Search code examples
pythonnumpypytorch

Fast way to remove multiple rows by indices from a Pytorch or Numpy 2D array


I have a numpy array (and equivalently a Pytorch tensor) of shape Nx3. I also have a list of indices corresponding to rows, that I want to remove from this tensor. This list of indices is called remove_ixs. N is very big, about 5 million rows, and remove_ixs is 50k long. The way I'm doing it now is as follows:

mask = [i not in remove_ixs for i in range(my_array.shape[0])]
new_array = my_array[mask,:]

But the first line is just not terminating, takes forever. The above is in numpy code. An equivalent Pytorch code would also work for me.

Is there a faster way to do this with either numpy or pytorch?


Solution

  • You can create an initial mask (boolean) array that is True for the elements you want to remove and then invert it to give a mask of the elements you want to keep.

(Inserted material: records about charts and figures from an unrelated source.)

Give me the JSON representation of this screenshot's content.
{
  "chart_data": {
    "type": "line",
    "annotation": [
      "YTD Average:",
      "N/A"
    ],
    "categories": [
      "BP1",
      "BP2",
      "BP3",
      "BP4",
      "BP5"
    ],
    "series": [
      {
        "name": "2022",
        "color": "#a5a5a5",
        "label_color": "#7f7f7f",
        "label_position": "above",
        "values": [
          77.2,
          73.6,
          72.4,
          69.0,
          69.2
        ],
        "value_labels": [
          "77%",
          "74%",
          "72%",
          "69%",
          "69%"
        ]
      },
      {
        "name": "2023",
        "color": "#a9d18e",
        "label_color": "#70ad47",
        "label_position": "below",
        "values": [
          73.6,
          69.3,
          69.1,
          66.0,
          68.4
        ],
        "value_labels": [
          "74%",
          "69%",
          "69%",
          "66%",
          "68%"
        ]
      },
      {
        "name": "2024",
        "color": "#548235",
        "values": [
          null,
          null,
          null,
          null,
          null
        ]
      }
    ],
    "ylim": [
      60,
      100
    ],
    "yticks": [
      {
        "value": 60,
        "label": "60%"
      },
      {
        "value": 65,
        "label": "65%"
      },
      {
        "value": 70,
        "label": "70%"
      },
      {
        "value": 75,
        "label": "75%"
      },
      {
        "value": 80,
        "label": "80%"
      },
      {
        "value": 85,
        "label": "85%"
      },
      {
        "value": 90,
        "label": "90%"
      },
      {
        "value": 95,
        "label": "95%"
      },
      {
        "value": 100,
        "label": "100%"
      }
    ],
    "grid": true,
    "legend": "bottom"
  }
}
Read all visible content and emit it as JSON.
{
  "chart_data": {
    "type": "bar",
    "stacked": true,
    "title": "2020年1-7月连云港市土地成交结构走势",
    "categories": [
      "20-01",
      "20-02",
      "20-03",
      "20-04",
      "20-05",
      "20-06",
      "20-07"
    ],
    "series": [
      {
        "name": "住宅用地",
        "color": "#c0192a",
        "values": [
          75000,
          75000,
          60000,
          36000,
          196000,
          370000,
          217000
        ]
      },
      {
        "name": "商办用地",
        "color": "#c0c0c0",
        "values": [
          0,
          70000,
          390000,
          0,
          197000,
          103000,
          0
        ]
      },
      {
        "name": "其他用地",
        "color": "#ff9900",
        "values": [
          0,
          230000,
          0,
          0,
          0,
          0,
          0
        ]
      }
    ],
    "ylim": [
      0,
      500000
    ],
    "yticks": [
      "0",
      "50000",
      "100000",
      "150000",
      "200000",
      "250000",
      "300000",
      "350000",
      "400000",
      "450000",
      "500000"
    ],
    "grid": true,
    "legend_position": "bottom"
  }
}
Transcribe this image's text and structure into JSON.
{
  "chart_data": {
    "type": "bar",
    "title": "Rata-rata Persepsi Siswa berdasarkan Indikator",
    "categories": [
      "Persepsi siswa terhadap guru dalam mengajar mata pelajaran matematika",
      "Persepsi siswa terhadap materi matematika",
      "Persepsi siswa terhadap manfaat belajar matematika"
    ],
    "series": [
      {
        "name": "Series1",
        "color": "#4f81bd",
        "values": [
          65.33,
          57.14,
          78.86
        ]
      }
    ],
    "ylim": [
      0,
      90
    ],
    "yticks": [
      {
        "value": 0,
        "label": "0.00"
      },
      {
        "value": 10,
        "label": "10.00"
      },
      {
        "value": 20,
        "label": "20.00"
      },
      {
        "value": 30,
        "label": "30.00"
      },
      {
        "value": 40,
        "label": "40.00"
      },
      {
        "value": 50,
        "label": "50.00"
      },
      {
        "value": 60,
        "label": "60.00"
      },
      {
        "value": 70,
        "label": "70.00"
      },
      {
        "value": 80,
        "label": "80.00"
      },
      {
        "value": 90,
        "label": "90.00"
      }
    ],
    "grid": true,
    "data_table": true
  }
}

    remove_mask = np.zeros(my_array.shape[0], dtype=bool)
    remove_mask[remove_ixs] = True
    mask = ~remove_mask
        
    new_array = my_array[mask, :]
    

    Or start all True and do the opposite:

    mask = np.ones(my_array.shape[0], dtype=bool)
    mask[remove_ixs] = False
        
    new_array = my_array[mask, :]
    

    For some reason, the first version is faster for smaller arrays.